В мужской уборной табачный синий дым и тяжкая ругань до смерти уставших мужчин.
Моисеенко достал папироску, попросил огонька. Огонька дали, но кто-то заворчал:
— Эко нас набилось! Шорину доложат — даст разгон.
— Пусть только покажется! — рявкнул огромный, плоский, словно его через машину пропустили, ткач. — Пусть он только покажется — утоплю. В этой вот дыре утоплю.
Один криком кричит, да остальные молчат. Совестно друг дружке поглядеть в глаза за эту молчанку.

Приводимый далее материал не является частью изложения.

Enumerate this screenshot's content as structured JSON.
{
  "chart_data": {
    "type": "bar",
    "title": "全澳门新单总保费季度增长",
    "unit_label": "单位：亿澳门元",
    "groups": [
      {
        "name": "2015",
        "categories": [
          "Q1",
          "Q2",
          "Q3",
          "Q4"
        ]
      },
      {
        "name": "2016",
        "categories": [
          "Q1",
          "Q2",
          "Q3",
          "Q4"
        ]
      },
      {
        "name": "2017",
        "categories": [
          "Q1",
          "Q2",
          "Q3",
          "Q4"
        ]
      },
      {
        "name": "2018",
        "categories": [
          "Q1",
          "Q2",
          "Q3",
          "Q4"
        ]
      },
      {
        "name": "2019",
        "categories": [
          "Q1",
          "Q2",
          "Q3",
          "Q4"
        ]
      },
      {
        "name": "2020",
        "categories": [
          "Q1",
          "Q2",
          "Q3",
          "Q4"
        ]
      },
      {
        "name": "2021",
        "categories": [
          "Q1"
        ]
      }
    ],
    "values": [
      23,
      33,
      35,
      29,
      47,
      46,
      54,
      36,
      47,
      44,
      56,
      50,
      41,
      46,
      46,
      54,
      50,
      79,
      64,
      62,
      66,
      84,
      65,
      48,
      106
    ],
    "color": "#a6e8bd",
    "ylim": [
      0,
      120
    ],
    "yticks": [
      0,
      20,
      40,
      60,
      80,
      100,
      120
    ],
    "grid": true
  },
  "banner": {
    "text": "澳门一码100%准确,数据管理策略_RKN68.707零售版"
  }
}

Были в уборной Ефим и Матвей.
Ефим протиснулся к Петру Анисимычу.
— Анисимыч, ты — грамотей. Делать-то что, ради бога, надоумь. Девчонка у меня народилась. Чахленькая. А жена совсем никуда. На глазах помирают. Их бы подкормить, а на что? — Выхватил из-за пазухи расчетную книжку: — Ты погляди. Три рубля заработку, а штрафов взяли рубль двадцать восемь копеек. Только не подохнуть.
Моисеенко взял книжку, а сам исподволь разглядывал ткачей: нет ли чужого.
— Надо что-то делать! — потряс кудлатой головой плоскогрудый ткач. — Терпения больше нет.
— А что сделаешь? — ответили ему. — К мастеру ходили, к самому Тимофею Саввичу ходили.
— Когда же это? И что он вам сказал? — спросил Моисеенко.
— Перед покровом были у него. А чего сказал? Правду сказал, только от нее не легче. Просили штрафы убавить, а он говорит, не убавлю, а еще и прибавлю, потому как товар некуда сбыть.